# Dagmar Guitars



## hufschmid (Aug 6, 2009)

Check this out...

Dagmar Custom Guitars


----------



## Empryrean (Aug 6, 2009)

looks really neat, I'm not much of an acoustic guy. But i'd like to try one of those 

edit: wow i just realized that this guy has some interesting stuff going on with that


----------



## signalgrey (Aug 6, 2009)

go daddy o


----------



## Mattmc74 (Aug 6, 2009)

That is really bad ass!


----------



## synrgy (Aug 6, 2009)

That's uhm..... *really* close to belonging in your other thread. You know, the one about the not-so-good-looking guitars?


----------



## Mattmc74 (Aug 6, 2009)

I'm not to keen on the body shape but the craftmanship that went in to it is great.
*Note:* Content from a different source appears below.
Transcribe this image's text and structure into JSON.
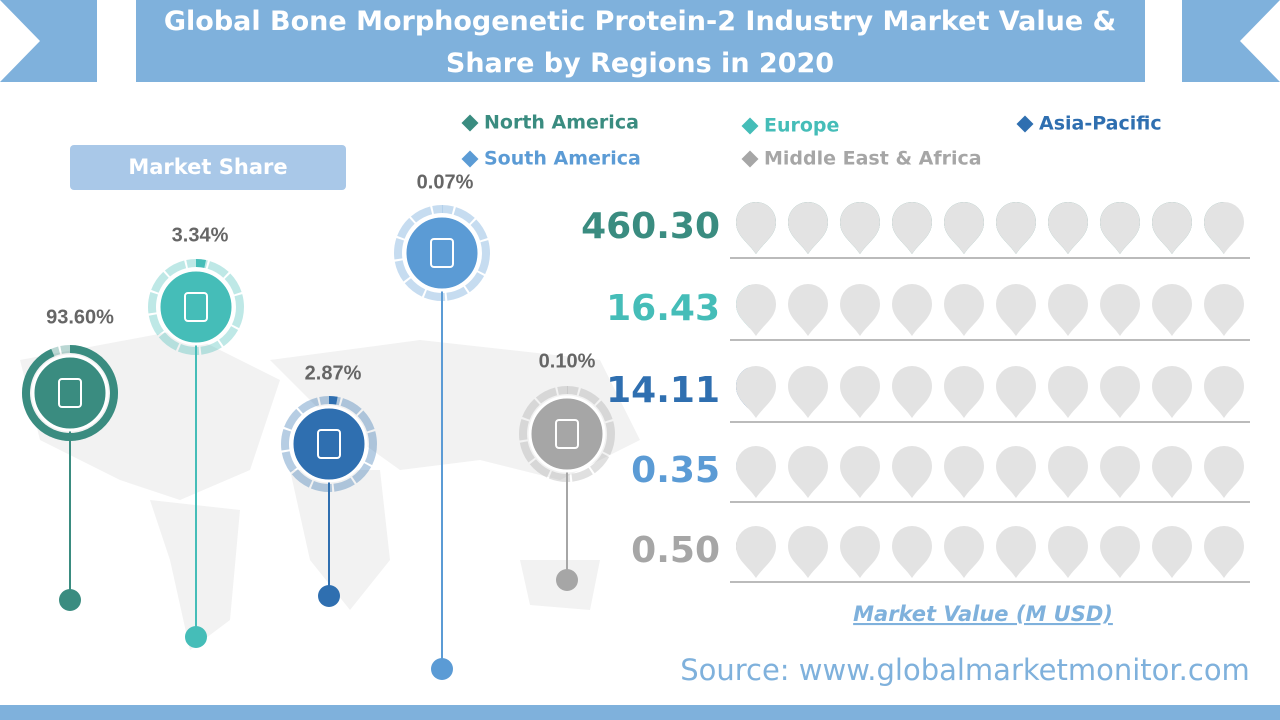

I like the look of the multilayered wood look.


----------



## s_k_mullins (Aug 6, 2009)

Pretty cool 
Definitely a lot of time and work on these guitars


----------



## TimSE (Aug 6, 2009)

Ugly but brilliant


----------



## TomParenteau (Aug 6, 2009)

The lightning bolt F-holes are very metal.


----------



## hufschmid (Aug 6, 2009)

Design aside, the craft is impeccable, imagine the skills required simply to build such sides, insane


----------



## MetalGravy (Aug 6, 2009)

The first one looks like a cake.


----------



## Apophis (Aug 6, 2009)

really interesting


----------



## phaeded0ut (Aug 10, 2009)

Love the arch he's got on the front, and those sides are really awesome.


----------



## Mattnh79 (Dec 23, 2009)

I want one w/ BKP's


----------